Introducing Miles — RL Framework To Fire Up Large-Scale MoE Training
by: RadixArk Team, Nov 19, 2025
A journey of a thousand miles is made one small step at a time.
Today, we are releasing Miles, an enterprise-grade reinforcement learning framework tailored for large-scale MoE training and production workloads.
Miles is built on top of slime, the lightweight RL framework that has quietly powered many of today’s post-training pipelines and large MoE runs (including GLM-4.6). While slime proved that lightweight design works, Miles takes the next step: delivering the reliability, scale, and control needed for real-world enterprise deployments.
GitHub: radixark/miles.
Why Miles?
Every mile of progress begins with one well-placed step - slime it is. As a very lightweight and customizable RL framework, slime has been growing popular across the community. It has also been battle-tested in large MoE training, where it is used to train GLM-4.6. slime comes with a few elegant design principles:
Open-to-Use Performance
We provide native, structured support for SGLang and Megatron's full optimization stack, keeping pace with the rapid evolution of inference and training frameworks.
Modular Design
Key components—Algorithm, Data, Rollout, and Eval—are fully decoupled. You can plug in new agent types, reward functions, or sampling strategies with minimal code changes.
Built for Researchers
Every abstraction is readable and hackable. Algorithm researchers can modify importance sampling, rollout logic, or loss dynamics without digging into low-level code. We also provide inference-only and training-only debugging modes for fast diagnosis.
Community-Driven
slime evolved through real-world feedback from the LMSYS and SGLang communities, embodying what open collaboration across research and engineering can achieve.
What's New?
Miles builds on slime but focuses on new hardware (e.g., GB300), large-scale MoE RL, and production-grade stability. Recent additions include (most of which we've also upstreamed to slime):
True On-Policy
Beyond deterministic inference (bitwise identical results), we now support true on-policy via an infrastructure approach.
- We've eliminated the mismatch between training and inference to exactuly 0 kl divergence.
- This uses Flash Attention 3, DeepGEMM, batch invariant kernels from Thinking Machines Lab, and
torch.compile.
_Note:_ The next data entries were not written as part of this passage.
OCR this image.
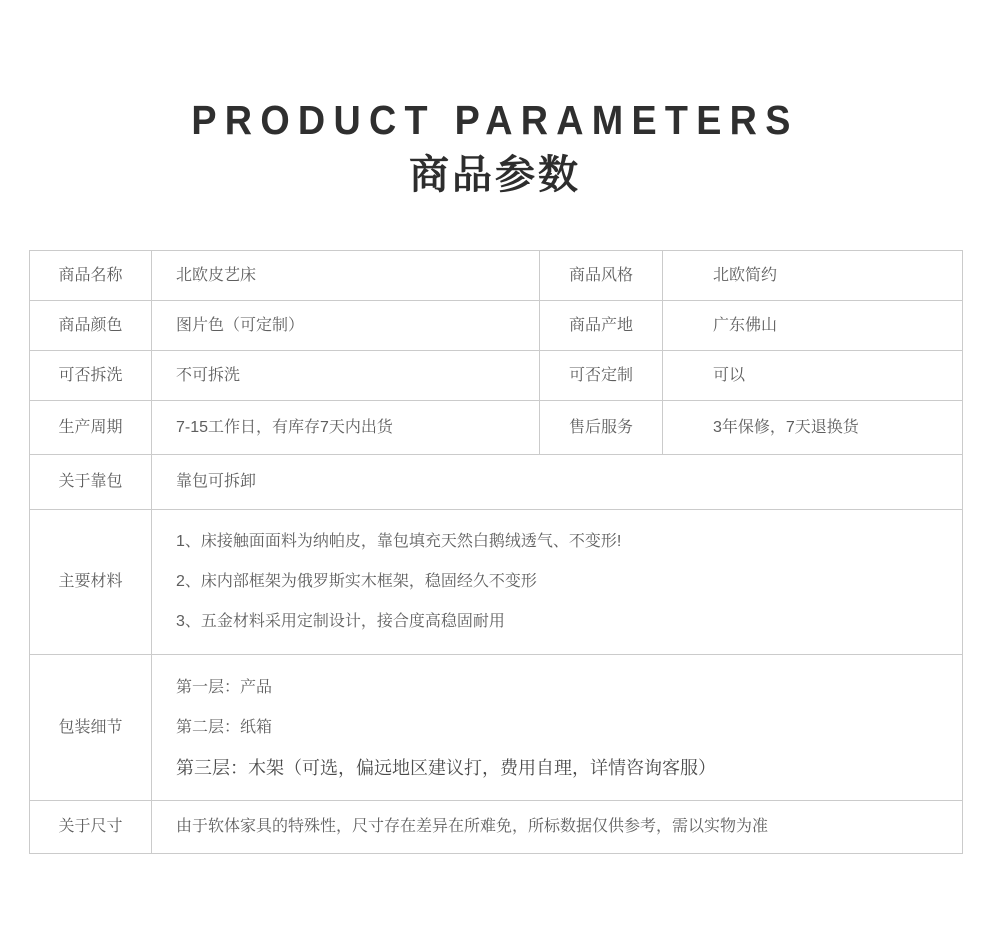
PRODUCT PARAMETERS
商品参数
商品名称	北欧皮艺床	商品风格	北欧简约
商品颜色	图片色（可定制）	商品产地	广东佛山
可否拆洗	不可拆洗	可否定制	可以
生产周期	7-15工作日，有库存7天内出货	售后服务	3年保修，7天退换货
关于靠包	靠包可拆卸		
主要材料	1、床接触面面料为纳帕皮，靠包填充天然白鹅绒透气、不变形!
2、床内部框架为俄罗斯实木框架，稳固经久不变形
3、五金材料采用定制设计，接合度高稳固耐用		

包装细节	第一层：产品
第二层：纸箱
第三层：木架（可选，偏远地区建议打，费用自理，详情咨询客服）		

关于尺寸	由于软体家具的特殊性，尺寸存在差异在所难免，所标数据仅供参考，需以实物为准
We also aligned numeric operations between training and inference.

Memory Improvements
To maximize performance without hitting OOM errors, we've made several updates:
- Added error propagation to avoid crashes on benign OOMs.
- Implemented memory margins to fix NCCL-related OOMs.
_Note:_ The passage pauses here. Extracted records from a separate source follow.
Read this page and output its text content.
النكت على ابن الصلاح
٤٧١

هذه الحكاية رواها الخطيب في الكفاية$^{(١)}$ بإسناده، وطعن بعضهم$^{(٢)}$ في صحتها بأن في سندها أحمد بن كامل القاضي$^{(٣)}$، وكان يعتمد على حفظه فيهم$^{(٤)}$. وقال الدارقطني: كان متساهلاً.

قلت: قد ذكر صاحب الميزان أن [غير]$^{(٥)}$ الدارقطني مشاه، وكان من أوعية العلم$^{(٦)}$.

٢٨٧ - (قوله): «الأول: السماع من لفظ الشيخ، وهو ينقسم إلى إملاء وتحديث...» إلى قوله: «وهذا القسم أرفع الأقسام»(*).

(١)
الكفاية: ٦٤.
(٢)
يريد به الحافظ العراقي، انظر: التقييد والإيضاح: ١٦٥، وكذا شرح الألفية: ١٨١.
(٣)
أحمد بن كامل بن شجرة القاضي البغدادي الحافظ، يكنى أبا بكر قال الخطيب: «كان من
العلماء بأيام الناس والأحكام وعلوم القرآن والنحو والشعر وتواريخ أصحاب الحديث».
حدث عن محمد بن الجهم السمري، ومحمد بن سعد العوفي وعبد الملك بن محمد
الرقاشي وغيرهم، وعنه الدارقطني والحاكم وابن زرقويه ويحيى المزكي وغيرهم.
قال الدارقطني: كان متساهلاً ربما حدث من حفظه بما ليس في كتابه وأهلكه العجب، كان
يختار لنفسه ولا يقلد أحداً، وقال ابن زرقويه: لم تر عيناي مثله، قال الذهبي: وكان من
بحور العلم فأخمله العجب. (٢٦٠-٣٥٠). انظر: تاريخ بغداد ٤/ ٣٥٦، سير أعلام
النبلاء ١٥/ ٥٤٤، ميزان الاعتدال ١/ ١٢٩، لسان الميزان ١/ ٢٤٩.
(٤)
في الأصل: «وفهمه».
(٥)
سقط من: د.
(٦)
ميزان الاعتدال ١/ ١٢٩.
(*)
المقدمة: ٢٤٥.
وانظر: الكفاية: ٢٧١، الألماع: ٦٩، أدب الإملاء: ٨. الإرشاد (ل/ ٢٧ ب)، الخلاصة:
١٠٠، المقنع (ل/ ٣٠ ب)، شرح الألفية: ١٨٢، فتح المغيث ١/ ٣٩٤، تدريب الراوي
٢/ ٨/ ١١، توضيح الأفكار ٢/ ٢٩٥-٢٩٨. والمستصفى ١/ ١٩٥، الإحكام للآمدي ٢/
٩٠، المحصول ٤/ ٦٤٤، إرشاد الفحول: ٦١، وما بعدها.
- Fixed excessive memory usage in FSDP.
- Added support for move-based and partial offloading, plus host peak memory savings.
Speculative Decoding with Online Draft Model Training
Freezing the draft model in RL prevents it from following the target model's policy, which reduces accept length and speedup. We now perform online SFT on the draft model throughout RL.
- Achieves 25%+ rollout speedup vs. a frozen MTP, especially in late training stages.
- Supports MTP with sequence packing + CP, loss masks with edge-case handling, LM head/embedding gradient isolation, and Megatron↔SGLang weight syncing.

Other Improvements
We've enhanced the FSDP training backend, allowed independent deployment of the rollout subsystem, and added more debug utilities (metrics, post-hoc analyzers, better profilers). We also included a formal mathematics (Lean) example with SFT/RL scripts.
Roadmap
We are committed to supporting enterprise-grade RL training. Upcoming efforts include:
- Large-scale MoE RL examples on new hardware (e.g., GB300).
- Multi-modal training support.
- Rollout accelerations:
- Compatibility with SGLang spec v2.
- Advanced speculative decoding (e.g., EAGLE3, multi-spec layer).
- Better resource allocation for balanced training & serving in large-scale async training.
- Elasticity to GPU failures.
Acknowledgment
Miles wouldn't exist without the slime authors and the broader SGLang RL community.
We invite researchers, startups, and enterprise teams to explore slime and Miles—pick the one that fits your needs—and join us in making reinforcement learning efficient and reliable. We're listening to the community and actively working on Miles to build a production-ready training environment.